Obviamente, Eu Voto Sim (4)
Porque o aborto, na dimensão em que frequentemente se discute em Portugal, é sobretudo uma questão de mulheres sem poder económico. Ninguém se recordará de ver uma mulher rica no banco dos réus por prática de aborto. Essas costumam ir a Espanha ou a Inglaterra.
Ouvimos inúmeras vezes o argumento de que o aborto é uma questão de consciência.
Não discuto. É também uma questão de consciência. Apenas podemos lamentar que a maior parte dos responsáveis políticos se esconda atrás de tal argumento e se recuse a ter um debate sério, digno e claro sobre a questão. Se é uma questão de consciência individual porque se invocam, com tanta frequência, razões de natureza colectiva, relacionadas com o direito, relacionadas com a religião? Se é uma questão de consciência ela coloca-se no plano das escolhas pessoais. Neste sentido é hipócrita continuar a não ter as condições legais que nos permitam, de facto, decidir em consciência. Se é uma questão de consciência porque é criminalizada? Porque sentem vergonha as sete mulheres que estão agora sentadas no banco dos réus? Porque ficam em silêncio quando poderiam argumentar que desconhecemos tudo a seu respeito? Que nenhum de nós, os outros, os que tiveram sorte, sabe quem são estas mulheres?*
(*excerto da primeira crónica que escrevi para O Jornal de Notícias, publicada a 6 de Janeiro de 2004, a propósito do julgamento em Aveiro de sete mulheres por prática de aborto)
2 comments:
Obrigada Elisa pelo seu comentário tão sucinto. Obrigada pela voz que dá as mulheres que nunca foram ouvidas. Minhas avós, minhas tias, minhas irmãs, simplesmentes por serem mulheres como eu. Mulheres que tiveram de escolher em terminar uma gravidez porque os filhos choravam a volta da mesa olhando para pratos vazios onde uma sardinha era partida em três no dia de Natal. Mulheres que pagaram com a própria vida, quando era justamente a vida que queriam salvar. É inadmissível, que no ano de 2007 as minhas irmãs continuem a ser sujeitas ao mesmo.
M.
É inadmissível sim que a lei seja assim tão caduca. E que Portugal seja o único país da UE onde as mulheres são perseguidas, julgadas e condenadas pela prática de aborto.

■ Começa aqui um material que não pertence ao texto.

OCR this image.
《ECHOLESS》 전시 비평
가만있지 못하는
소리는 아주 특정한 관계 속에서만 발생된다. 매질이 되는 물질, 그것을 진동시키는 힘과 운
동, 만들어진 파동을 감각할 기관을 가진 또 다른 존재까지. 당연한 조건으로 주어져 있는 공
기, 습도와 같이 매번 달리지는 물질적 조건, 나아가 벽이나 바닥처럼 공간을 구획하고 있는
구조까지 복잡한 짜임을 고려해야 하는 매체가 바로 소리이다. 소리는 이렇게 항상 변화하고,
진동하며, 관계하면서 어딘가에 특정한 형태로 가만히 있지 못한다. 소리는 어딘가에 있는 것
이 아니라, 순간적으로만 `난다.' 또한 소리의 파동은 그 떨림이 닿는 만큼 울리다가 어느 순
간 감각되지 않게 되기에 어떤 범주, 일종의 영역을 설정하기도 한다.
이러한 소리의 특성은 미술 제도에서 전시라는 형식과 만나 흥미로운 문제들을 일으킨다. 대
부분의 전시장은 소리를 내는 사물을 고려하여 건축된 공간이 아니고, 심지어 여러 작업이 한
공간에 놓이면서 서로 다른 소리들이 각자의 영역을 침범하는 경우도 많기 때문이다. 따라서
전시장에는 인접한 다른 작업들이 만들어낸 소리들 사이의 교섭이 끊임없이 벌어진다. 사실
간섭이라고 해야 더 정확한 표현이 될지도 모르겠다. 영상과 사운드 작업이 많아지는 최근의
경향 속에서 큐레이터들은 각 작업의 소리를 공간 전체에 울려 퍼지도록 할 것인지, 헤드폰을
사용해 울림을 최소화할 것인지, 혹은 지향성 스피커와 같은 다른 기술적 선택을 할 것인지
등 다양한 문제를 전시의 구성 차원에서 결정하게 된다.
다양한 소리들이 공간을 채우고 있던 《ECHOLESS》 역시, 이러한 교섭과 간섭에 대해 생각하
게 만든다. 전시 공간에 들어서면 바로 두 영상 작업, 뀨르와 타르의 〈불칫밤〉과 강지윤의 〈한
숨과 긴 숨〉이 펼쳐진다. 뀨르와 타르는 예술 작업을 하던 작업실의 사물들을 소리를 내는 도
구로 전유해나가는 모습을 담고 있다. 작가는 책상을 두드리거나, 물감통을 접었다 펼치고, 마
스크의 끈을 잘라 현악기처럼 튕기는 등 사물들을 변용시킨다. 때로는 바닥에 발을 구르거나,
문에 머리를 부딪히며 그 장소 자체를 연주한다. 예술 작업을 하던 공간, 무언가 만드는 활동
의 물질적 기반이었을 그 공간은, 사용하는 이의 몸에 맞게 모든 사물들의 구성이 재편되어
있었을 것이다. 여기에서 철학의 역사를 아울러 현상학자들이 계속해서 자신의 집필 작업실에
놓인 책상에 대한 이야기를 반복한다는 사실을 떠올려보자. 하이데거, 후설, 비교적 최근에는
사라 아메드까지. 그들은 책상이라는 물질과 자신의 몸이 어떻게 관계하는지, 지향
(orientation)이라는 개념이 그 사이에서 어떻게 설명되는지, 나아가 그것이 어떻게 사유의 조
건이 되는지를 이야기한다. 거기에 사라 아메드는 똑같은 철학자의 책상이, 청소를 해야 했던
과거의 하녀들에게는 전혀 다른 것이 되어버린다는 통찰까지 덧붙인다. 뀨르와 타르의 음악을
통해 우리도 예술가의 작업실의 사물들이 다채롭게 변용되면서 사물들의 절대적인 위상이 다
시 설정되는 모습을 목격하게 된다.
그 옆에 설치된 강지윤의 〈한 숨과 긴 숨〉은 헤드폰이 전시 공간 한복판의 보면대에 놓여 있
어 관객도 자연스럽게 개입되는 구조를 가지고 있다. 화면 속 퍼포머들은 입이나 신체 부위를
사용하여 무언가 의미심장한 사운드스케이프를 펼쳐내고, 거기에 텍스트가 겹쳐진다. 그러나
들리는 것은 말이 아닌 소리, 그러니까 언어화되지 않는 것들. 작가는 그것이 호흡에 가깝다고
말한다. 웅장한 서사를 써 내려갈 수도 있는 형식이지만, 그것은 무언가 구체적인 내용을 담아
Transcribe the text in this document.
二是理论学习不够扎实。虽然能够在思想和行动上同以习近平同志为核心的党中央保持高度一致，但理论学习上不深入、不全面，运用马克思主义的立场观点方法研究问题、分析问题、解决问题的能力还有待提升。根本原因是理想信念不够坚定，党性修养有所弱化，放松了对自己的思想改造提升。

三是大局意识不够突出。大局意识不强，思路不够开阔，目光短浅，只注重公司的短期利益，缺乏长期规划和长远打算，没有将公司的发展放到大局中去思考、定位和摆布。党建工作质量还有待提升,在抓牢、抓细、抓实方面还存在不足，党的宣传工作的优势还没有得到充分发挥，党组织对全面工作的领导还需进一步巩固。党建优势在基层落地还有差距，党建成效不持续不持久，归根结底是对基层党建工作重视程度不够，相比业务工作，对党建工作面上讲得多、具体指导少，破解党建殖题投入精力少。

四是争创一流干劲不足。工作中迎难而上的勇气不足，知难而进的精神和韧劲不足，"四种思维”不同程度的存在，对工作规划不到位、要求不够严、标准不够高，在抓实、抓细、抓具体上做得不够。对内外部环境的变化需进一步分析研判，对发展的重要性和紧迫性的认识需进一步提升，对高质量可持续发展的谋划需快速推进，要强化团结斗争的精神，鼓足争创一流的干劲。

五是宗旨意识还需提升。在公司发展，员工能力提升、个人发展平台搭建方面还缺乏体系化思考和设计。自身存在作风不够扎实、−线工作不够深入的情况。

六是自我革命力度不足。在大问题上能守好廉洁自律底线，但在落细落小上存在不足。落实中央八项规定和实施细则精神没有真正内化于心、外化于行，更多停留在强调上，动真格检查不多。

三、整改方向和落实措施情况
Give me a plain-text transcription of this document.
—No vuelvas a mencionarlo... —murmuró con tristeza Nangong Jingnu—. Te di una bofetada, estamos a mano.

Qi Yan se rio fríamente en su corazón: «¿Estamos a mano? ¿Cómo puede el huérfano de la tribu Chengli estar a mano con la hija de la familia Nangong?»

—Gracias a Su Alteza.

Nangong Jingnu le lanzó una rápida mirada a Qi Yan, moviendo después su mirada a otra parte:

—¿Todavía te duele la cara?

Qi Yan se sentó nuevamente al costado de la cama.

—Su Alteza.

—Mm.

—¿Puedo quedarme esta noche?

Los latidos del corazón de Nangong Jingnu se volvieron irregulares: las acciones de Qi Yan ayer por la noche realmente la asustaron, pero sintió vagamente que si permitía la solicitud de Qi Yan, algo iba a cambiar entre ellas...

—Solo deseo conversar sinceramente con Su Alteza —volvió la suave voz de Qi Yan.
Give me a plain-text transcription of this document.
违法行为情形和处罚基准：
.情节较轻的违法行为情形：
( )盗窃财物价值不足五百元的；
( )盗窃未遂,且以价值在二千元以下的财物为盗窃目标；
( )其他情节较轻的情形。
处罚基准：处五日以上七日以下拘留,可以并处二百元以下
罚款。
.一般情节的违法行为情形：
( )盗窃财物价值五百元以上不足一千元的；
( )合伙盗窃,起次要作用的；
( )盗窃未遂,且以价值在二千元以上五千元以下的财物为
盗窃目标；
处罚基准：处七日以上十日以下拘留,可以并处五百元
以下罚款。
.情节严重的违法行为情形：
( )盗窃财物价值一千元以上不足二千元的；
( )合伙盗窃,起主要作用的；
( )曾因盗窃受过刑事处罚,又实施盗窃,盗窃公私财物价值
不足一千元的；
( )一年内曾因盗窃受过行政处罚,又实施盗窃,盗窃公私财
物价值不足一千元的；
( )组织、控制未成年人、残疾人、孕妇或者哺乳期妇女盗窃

É inadmissível que se gaste tanto dinheiro numa campanha, para um referendo, numa matéria sobre a qual a Assembleia da República tem toda a legitimidade para decidir... e as condições, neste momento, para que a decisão da descriminalização do aborto passe sem qualquer problema. Enfim, Melly, Portugal continua em muitas coisas a ser o velho e caduco país das suas (das nossas) avós.